Nella letteratura moderna, tra i tanti autori che sono rimasti colpiti dalla bellezza del pensiero matematico, citiamo il Premio Nobel per la letteratura 1996 Wislawa Symborska. La poetessa polacca usa spesso temi matematici nei propri versi. Riportiamo di seguito i versi di “Sul Pi Greco”, poesia che celebra il numero trascendente per eccellenza:
Degno di meraviglia è il numero Pi greco
tre virgola uno quattro uno.
Le sue cifre seguenti sono ancora tutte iniziali,
cinque nove due, perchè non ha mai fine.
Non si fa abbracciare sei cinque tre cinque con lo sguardo,
otto nove con il calcolo,
sette nove con l’immaginazione,
e neppure tre due tre otto per scherzo, o per paragone
quattro sei con qualsiasi cosa
due sei quattro tre al mondo.
Il più lungo serpente terrestre dopo una dozzina di metri s’interrompe.
Così pure, anche se un po’ più tardi, fanno i serpenti delle favole.
La fila delle cifre che compongono il numero Pi
non si ferma al margine del foglio,
riesce a proseguire sul tavolo, nell’aria,
su per il muro, il ramo, il nido, le nuvole, diritto nel cielo,
per tutto il cielo atmosferico e stratosferico.
Oh come è corta, quasi quanto quella di un topo, la coda della cometa!
Quanto è debole il raggio di una stella, che s’incurva nello spazio!

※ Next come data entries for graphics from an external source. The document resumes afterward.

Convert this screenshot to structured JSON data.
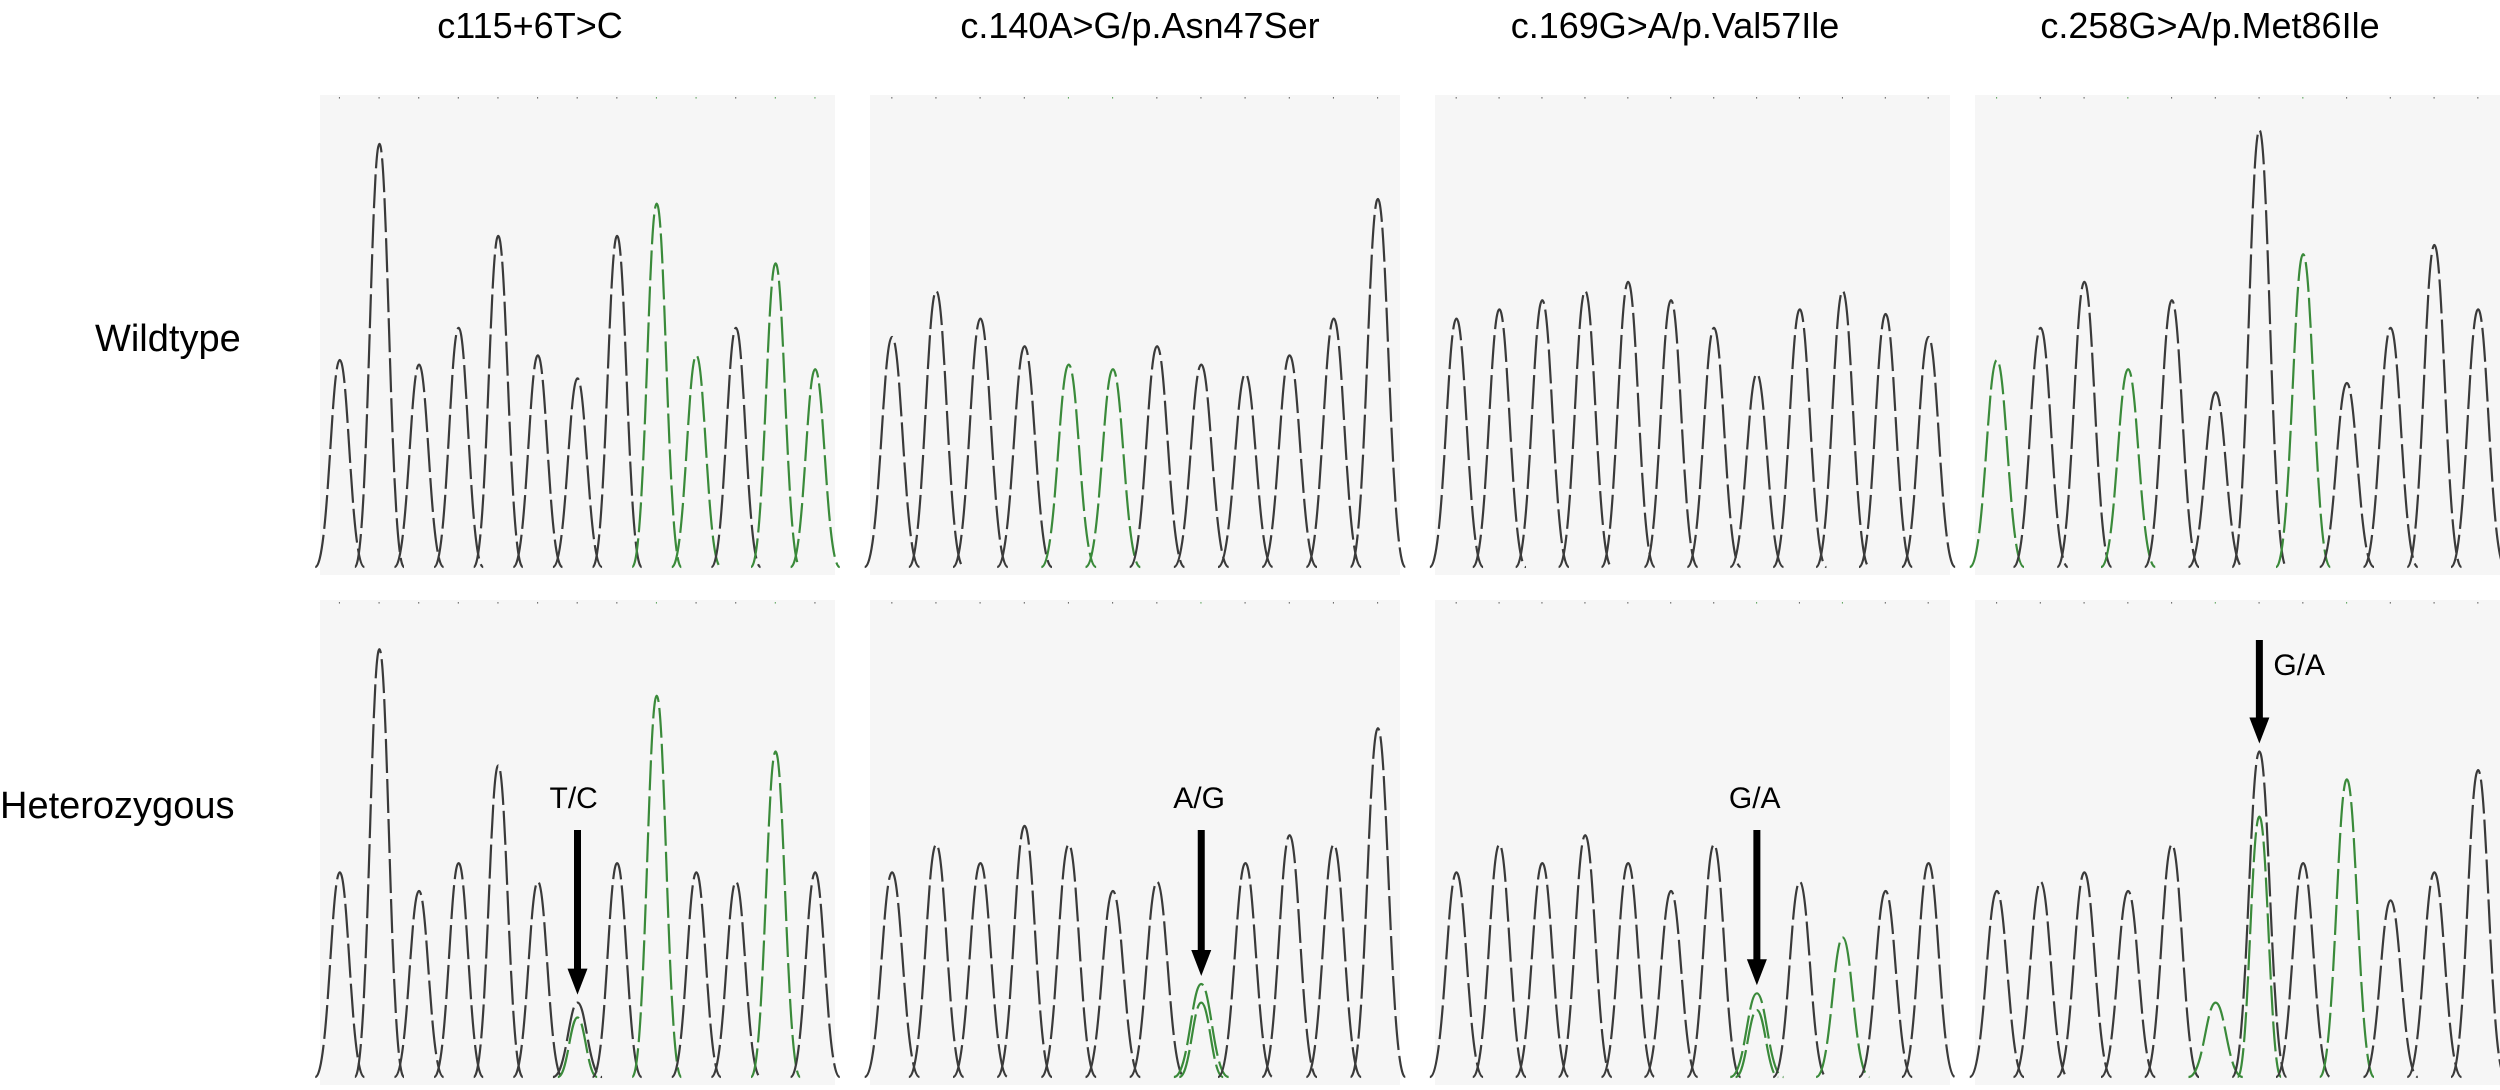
{
  "columns": [
    {
      "title": "c115+6T>C"
    },
    {
      "title": "c.140A>G/p.Asn47Ser"
    },
    {
      "title": "c.169G>A/p.Val57Ile"
    },
    {
      "title": "c.258G>A/p.Met86Ile"
    }
  ],
  "rows": [
    {
      "label": "Wildtype"
    },
    {
      "label": "Heterozygous"
    }
  ],
  "annotations": [
    {
      "column": 1,
      "row": 2,
      "label": "T/C"
    },
    {
      "column": 2,
      "row": 2,
      "label": "A/G"
    },
    {
      "column": 3,
      "row": 2,
      "label": "G/A"
    },
    {
      "column": 4,
      "row": 2,
      "label": "G/A"
    }
  ],
  "colors": {
    "trace_primary": "#3a3a3a",
    "trace_secondary": "#3a8a3a",
    "trace_tertiary": "#a04040",
    "arrow": "#000000"
  }
}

Ed ecco invece due tre quindici trecento diciannove
il mio numero di telefono il tuo numero di camicia
l’anno mille novecento settanta tre sesto piano
numero di abitanti sessanta cinque centesimi
giro dei fianchi due dita una sciarada e una cifra,
in cui vola vola e canta, mio usignolo
e si prega di mantenere la calma,
e così il cielo e la terra passeranno,
ma il Pi greco no, quello no,
lui sempre col suo bravo ancora cinque,
un non qualsiasi otto,
un non ultimo sette,
stimolando, oh sì, stimolando la pigra eternità
a durare.
Abbiamo mostrato solo alcuni esempi di come matematica e letteratura possano coesistere ed aiutarsi nel mostrare i lati più affascinanti delle loro strutture. Molte discipline umanistiche e scientifiche sono più legate di quello che possa sembrare. Forse il punto della questione è approcciarsi alla cultura letteraria con uno sguardo rivolto a quella scientifica, e viceversa; e realizzare che, come suggerisce il matematico Claudio Bartocci, “forse letteratura e matematica non aspirano alla verità ma alla bellezza. La ricerca della bellezza è forse ciò che più segretamente le accomuna…”
Buono studio e buona matematica a tutti, “scienziati” e “letterati”!